Si viaggia, percorrendo il mondo per placare quell' irrequietezza dell'anima che si nutre di continuo mutamento, o semplicemente vagando con lo sguardo su un atlante, compiendo "un viaggio nel luogo che invece cancella il viaggio stesso, proprio perché tutti i viaggi possibili sono già descritti e gli itinerari sono già tracciati" . E, nello spazio tra la dimensione nomade del viaggio esistenziale di Chatwin, e quella squisitamente concettuale di Luigi Ghirri, infinite altre sfumature, come compiere con Franco Vaccari un "viaggio per un trattamento completo nell'albergo diurno Cobianchi", ciascuna comunque "metafora di un'erranza interiore, legata all'avventura del guardare, dell'esperire, del descrivere" ('Il paesaggio è un'avventura' Raffaele Milani).

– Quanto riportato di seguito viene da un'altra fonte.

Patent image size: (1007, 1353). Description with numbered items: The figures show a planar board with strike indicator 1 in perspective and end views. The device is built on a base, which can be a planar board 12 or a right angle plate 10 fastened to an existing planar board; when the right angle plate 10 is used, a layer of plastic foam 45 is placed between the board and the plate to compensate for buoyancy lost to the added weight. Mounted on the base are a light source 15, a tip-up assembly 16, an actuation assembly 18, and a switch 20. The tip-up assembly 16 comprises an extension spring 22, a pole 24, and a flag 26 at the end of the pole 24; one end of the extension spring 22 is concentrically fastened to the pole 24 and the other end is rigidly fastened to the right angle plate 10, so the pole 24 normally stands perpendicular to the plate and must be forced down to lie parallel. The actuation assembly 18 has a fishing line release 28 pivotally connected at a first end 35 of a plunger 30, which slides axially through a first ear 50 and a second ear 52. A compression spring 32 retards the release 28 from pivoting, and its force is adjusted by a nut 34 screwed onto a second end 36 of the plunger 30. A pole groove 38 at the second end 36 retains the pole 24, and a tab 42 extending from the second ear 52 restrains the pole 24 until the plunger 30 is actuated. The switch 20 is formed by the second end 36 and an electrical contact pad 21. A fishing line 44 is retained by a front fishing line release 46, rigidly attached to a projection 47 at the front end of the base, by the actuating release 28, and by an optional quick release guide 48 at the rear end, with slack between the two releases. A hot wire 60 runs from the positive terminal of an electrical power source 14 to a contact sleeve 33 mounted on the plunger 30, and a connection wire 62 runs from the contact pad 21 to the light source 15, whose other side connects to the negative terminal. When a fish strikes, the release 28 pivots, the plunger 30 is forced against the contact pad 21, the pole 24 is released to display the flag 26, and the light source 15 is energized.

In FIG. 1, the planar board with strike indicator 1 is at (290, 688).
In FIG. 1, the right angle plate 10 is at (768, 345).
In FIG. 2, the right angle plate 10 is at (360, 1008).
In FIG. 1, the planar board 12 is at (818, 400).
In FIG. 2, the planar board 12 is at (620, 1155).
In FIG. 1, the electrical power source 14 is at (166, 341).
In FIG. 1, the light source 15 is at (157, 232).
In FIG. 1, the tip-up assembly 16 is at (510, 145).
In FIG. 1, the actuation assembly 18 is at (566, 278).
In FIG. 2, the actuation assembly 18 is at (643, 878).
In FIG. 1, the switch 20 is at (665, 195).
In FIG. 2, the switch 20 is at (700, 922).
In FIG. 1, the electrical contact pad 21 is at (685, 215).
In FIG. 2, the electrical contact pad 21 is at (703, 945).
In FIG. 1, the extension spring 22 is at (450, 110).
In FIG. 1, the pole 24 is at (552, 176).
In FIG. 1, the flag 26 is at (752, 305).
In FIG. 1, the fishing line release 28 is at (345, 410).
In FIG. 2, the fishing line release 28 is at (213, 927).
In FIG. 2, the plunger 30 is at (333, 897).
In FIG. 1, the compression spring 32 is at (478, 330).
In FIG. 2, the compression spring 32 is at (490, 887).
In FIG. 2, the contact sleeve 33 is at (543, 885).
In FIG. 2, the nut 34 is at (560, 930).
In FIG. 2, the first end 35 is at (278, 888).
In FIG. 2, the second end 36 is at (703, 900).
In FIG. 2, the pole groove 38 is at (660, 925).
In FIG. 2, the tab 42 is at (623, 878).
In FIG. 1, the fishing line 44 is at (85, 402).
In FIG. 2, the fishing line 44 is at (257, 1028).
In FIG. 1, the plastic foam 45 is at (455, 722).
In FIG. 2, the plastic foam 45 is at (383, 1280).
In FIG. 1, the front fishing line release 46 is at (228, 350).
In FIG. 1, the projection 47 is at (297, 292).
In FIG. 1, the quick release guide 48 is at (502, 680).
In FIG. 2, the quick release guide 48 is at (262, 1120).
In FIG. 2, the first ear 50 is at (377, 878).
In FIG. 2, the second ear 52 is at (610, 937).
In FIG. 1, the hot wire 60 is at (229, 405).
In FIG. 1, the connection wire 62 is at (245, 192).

E, diremmo noi, del rappresentare.
Viaggio dunque come esperienza dell'altrove, ma altrettanto indissolubilmente legato ad una geografia immaginaria, al fluire della mente lungo sentieri inediti e visionari, dove memoria e sogno si coniugano liberamente con curiosità, intuizione e sperimentazione, rinnovandoci di continuo.
E poiché "una fotografia" - avverte Wim Wenders - "è sempre un'immagine duplice: mostra il suo oggetto e, più o meno visibile, dietro, il controscatto, l'immagine di colui che fotografa", a volerne tentare una declinazione fotografica si potrebbe accostare questa avventura della mente all'elaborazione di una poetica, l'intenzione necessariamente sottesa a qualsiasi rappresentazione, essendo "la realtà umana significato-concrezione, costruzione di significati rappresi, essa non può trovarsi nella fotografia, ma nell'intenzione del fotografo. Se non c'è l'intenzione, cade anche il significato, cioè il criterio selettivo, il dato emergente, la variabile decisiva. Resta solo il gesto - click - troppo facile per non riuscire stupido" (Franco Ferrarotti).
Risiede pertanto nella consapevolezza dell'intenzione la distanza tra una foto che esprime la pienezza sensoriale e creativa del nostro essere in viaggio, e la banale preda fotografica che - dall'arte alla letteratura - legittima la considerazione della macchina fotografica come tratto caratterizzante lo stereotipo stesso del turista. Ovvero di colori i quali, coltivando l'illusione di possedere il mondo attraverso le fotografie, "tutto ciò che non è fotografato è perduto" ('Le follie del mirino' Italo Calvino), sentendosi così "costretti a mettere la macchina fotografica tra sé stessi e tutto ciò che di notevole incontrano", ma le cui immagini " restano dominate nella loro intenzione e nella loro estetica da funzioni estrinseche", e che "esprimendo sovente solo l'incontro contingente e personale tra il fotografo e il suo soggetto, perdono ogni significato e ogni valore quando siano osservate in sé e per sé da uno spettatore indifferente all'avventura singolare di chi le ha riprese" (Pierre Bourdieu).
Quanto poi alla straordinaria capacità della fotografia di farsi narrazione del viaggio, con la sua forza evocativa e insieme onirica, è confermata dai frequenti intrecci e contaminazioni con la letteratura, anch'essa da sempre inestricabilmente legata al viaggio: oltre ad aver scelto di esprimersi con la fotografia, sono molti gli scrittori che hanno intrapreso l'esperienza del viaggio insieme ad un fotografo, dalla coppia Strand-Zavattini, ai più recenti Fossati-Messori, e Altan-Bulaj, "non ha solo osservato" dirà Altan della sua speciale compagna di viaggio, "ha modificato, se non contribuito a costruire il viaggio. La sua presenza ha dilatato le percezioni, aumentato le occasioni d'incontro. Talvolta ho notato delle cose solo dietro al suo obiettivo. Oggi so parecchie cose in più"
Dunque "saremmo stati qui" potremmo dire con Walter Benjamin, al termine di questi brevi appunti, e soprattutto, di fronte alle nostre foto di viaggio, continuando a coltivare anche, oltre il viaggio, il salutare esercizio del dubbio, capace di trasformare, con la sua messa in discussione dell'immediatezza del senso comune, l'esperienza in sapere, e di rivelarci così il mondo da un'altra prospettiva.